En las propias palabras de Kepler: “El movimiento celeste no es otra cosa que una continua canción para varias voces, para ser percibida por el intelecto, no por el oído; una música que, a través de sus discordantes tensiones, a través de sus síncopas y cadencias, progresa hacia cierta predesignada cadencia para seis voces, y mientras tanto deja sus marcas en el inmensurable flujo del tiempo.”

La paradoja de esta historia es que los epiciclos habían sido una idea original de Apolonio de Pérgamo, el estudioso de las cónicas, hasta Kepler inútiles y bellos objetos matemáticos. Las cónicas (elipses, hipérbolas, parábolas) habían conocido una larga historia para librarse de su definición como secciones de un cono y convertirse en objetos algebraicos por la obra de Descartes, Jan de Witt y muchos otros matemáticos.

Los descubrimientos de Kepler pusieron los fundamentos para que el genio de Isaac Newton enunciara la ley de la gravitación universal, y juntamente con la mecánica apoyada en el cálculo diferencial, abriera nuevas perspectivas para apreciar el orden de un universo “escrito en lenguaje matemático”.

El universo pasó entonces a estar aparentemente controlado, y las leyes de la Mecánica Celeste fijadas, hasta el punto que cuando Napoleón, refiriéndose a su obra Exposition du système du monde, comentó a Pierre de Laplace: «Me cuentan que ha escrito usted este gran libro sobre el sistema del universo sin haber mencionado ni una sola vez a su creador», Laplace contestó: «Sire, nunca he necesitado esa hipótesis». El mundo era determinista y conocíamos sus ecuaciones: introducíamos los datos y ya sabíamos lo que iba a ocurrir en el futuro.

Pero la soberbia nunca es buena compañera de la ciencia, y la mecánica celeste naufragó cuando el rey Oscar II de Suecia decidió celebrar su 60 cumpleaños con un desafío matemático: “¿podemos establecer matemáticamente si el Sistema Solar continuará girando como un reloj, o es posible que, en algún momento futuro, la Tierra se salga de órbita y desaparezca de nuestro sistema planetario?”. Esta pregunta sobre la estabilidad de nuestro sistema solar intrigó a Poincaré. Su solución fue brillante, y ganó el premio, pero, desafortunadamente, contenía un error. Analizó este error una y otra vez y descubrió que pequeños cambios en las condiciones iniciales podían acabar en cambios enormes en la evolución dictada por las ecuaciones, a pesar de que estas fueran muy sencillas. Poincaré se había adelantado al descubrimiento del caos que haría años más tarde Edward Norton Lorenz. Si, el aleteo de una mariposa en Brasil puede provocar un tornado en Texas, o como decía Henry Miller, “el caos es la partitura en la que está escrita la realidad”.

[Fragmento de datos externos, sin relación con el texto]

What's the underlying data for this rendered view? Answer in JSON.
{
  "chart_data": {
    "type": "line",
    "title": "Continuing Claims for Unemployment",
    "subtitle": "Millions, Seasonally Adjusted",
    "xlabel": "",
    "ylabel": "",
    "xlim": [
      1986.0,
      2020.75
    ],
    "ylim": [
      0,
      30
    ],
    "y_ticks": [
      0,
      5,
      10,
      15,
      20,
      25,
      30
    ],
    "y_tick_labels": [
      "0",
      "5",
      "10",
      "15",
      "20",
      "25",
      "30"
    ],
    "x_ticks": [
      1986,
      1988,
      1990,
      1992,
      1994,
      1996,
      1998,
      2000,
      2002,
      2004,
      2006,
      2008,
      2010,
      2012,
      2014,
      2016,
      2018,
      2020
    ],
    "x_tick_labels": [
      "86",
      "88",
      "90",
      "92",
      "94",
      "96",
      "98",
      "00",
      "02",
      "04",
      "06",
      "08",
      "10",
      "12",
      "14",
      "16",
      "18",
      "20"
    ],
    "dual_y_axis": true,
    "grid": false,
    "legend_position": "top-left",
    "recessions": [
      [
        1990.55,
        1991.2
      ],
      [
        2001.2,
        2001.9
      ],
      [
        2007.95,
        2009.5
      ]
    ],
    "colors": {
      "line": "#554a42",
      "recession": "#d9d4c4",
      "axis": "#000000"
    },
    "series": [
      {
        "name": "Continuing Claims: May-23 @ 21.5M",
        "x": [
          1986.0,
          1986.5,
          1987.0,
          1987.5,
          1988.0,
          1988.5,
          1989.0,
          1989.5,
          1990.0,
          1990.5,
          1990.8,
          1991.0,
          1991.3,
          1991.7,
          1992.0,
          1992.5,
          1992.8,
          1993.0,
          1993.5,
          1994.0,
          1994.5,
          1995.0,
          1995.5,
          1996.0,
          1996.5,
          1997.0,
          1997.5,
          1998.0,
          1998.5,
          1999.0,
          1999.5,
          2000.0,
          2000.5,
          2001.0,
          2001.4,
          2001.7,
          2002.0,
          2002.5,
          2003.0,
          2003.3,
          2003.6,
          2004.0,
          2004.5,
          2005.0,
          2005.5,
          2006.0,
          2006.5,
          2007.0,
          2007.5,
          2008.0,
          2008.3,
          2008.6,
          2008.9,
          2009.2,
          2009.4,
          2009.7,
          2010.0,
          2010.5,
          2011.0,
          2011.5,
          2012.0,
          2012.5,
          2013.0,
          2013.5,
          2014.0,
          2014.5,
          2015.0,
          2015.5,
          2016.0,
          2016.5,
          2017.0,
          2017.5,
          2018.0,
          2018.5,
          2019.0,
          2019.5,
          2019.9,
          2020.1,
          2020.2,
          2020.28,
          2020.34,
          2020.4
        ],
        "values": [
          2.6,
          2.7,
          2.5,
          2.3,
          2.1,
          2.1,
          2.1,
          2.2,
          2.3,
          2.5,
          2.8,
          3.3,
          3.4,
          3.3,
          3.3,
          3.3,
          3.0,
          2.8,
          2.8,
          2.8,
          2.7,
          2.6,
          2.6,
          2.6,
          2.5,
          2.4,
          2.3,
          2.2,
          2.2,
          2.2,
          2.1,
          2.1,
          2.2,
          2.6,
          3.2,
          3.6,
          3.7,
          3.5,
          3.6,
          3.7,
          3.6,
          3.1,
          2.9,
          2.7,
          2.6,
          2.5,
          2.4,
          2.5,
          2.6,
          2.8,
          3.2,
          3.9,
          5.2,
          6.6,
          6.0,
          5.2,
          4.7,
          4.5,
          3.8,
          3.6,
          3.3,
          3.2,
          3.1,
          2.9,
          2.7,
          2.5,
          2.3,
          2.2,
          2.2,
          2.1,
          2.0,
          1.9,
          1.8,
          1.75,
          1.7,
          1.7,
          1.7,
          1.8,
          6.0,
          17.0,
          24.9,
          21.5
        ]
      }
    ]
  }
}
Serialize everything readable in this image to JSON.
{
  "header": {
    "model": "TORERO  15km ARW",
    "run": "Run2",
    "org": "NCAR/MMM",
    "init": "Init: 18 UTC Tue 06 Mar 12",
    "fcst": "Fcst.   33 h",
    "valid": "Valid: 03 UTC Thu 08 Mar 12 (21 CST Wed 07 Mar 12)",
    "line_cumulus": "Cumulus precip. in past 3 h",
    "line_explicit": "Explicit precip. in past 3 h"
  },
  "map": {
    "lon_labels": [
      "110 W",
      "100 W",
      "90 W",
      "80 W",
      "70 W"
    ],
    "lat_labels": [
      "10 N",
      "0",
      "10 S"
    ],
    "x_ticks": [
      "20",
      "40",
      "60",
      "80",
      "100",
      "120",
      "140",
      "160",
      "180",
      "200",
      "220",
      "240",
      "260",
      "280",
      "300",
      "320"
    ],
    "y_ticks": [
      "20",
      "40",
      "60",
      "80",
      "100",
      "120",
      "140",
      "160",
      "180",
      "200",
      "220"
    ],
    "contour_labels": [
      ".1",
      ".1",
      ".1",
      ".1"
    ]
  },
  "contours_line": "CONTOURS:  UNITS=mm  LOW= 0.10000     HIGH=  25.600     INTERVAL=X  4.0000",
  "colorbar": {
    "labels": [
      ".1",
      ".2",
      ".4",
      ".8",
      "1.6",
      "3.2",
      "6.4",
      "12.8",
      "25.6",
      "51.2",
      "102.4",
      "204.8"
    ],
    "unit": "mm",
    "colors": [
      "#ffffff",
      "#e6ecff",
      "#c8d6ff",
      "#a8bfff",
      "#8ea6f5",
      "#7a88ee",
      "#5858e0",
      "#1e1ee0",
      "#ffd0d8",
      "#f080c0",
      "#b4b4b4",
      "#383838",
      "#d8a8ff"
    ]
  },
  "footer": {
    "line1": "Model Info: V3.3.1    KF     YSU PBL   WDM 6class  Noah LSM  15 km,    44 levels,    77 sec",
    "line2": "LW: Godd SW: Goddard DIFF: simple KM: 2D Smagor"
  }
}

¿Y dónde queda entonces la armonía de los mundos? Como afirmaba Lord Robert May, que llevó el caos a la biología: “Las matemáticas no son en última instancia ni más ni menos que pensar muy claramente sobre algo. Me gustan los rompecabezas, así que soy un matemático. No soy matemático puro porque no me gustan los problemas abstractos, formales. Me gustan los trucos y dispositivos. Soy esencialmente un matemático, pero en el sentido de que me gusta pensar en cosas complicadas, preguntarme qué simplicidades hay ocultas en ellas y expresarlas en términos matemáticos y ver a dónde me llevan de modo que pueda siempre comprobar los resultados.” Así que la armonía está en la simplicidad que enmascara lo complejo; las reglas son sencillas, las ecuaciones de las que partimos y que describen matemáticamente esa complejidad, también. Es exactamente lo que ocurre con la música, de una simple escala musical pueden salir las composiciones más bellas y complejas, desde la canción de Van Morrison que abre este artículo a las maravillosas sinfonías de Ludwig van Beethoven.

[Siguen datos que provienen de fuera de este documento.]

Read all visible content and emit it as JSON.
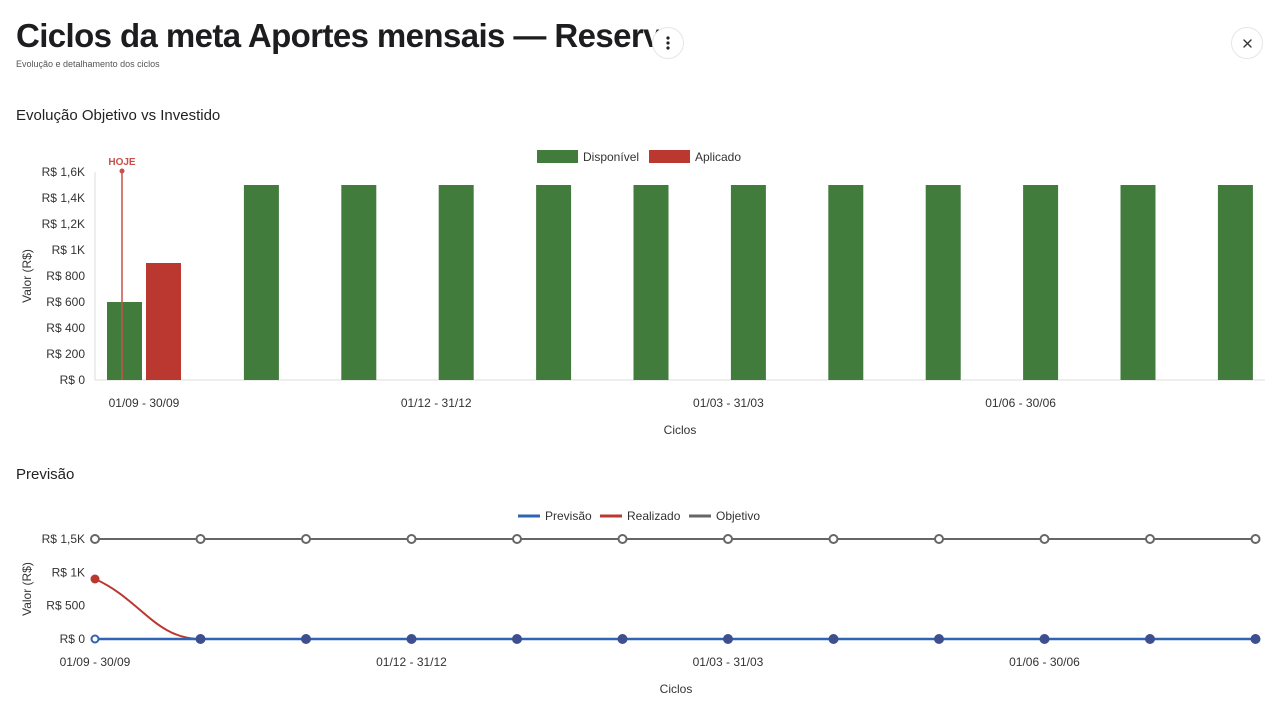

Cabe preguntarnos si habrá alguna manera experimental de escuchar la música celeste, porque ¿quién está seguro de que también la teoría musical del genial Kepler no pudiera ser corroborada? El reciente descubrimiento de las ondas gravitacionales nos indica que sí es posible escuchar al espacio, aunque quizás no sea tan armónico como nos gustaría.

Y aquí nos volvemos a subir a la colina, para reunirnos con los locos que buscamos un sitio elevado para contemplar la armonía de los cielos en una noche de verano. Y le digo al León de Belfast que no hay otro sitio mejor.


Manuel de León.
Doctor en Matemáticas.
ICMAT-CSIC y Real Academia de Ciencias.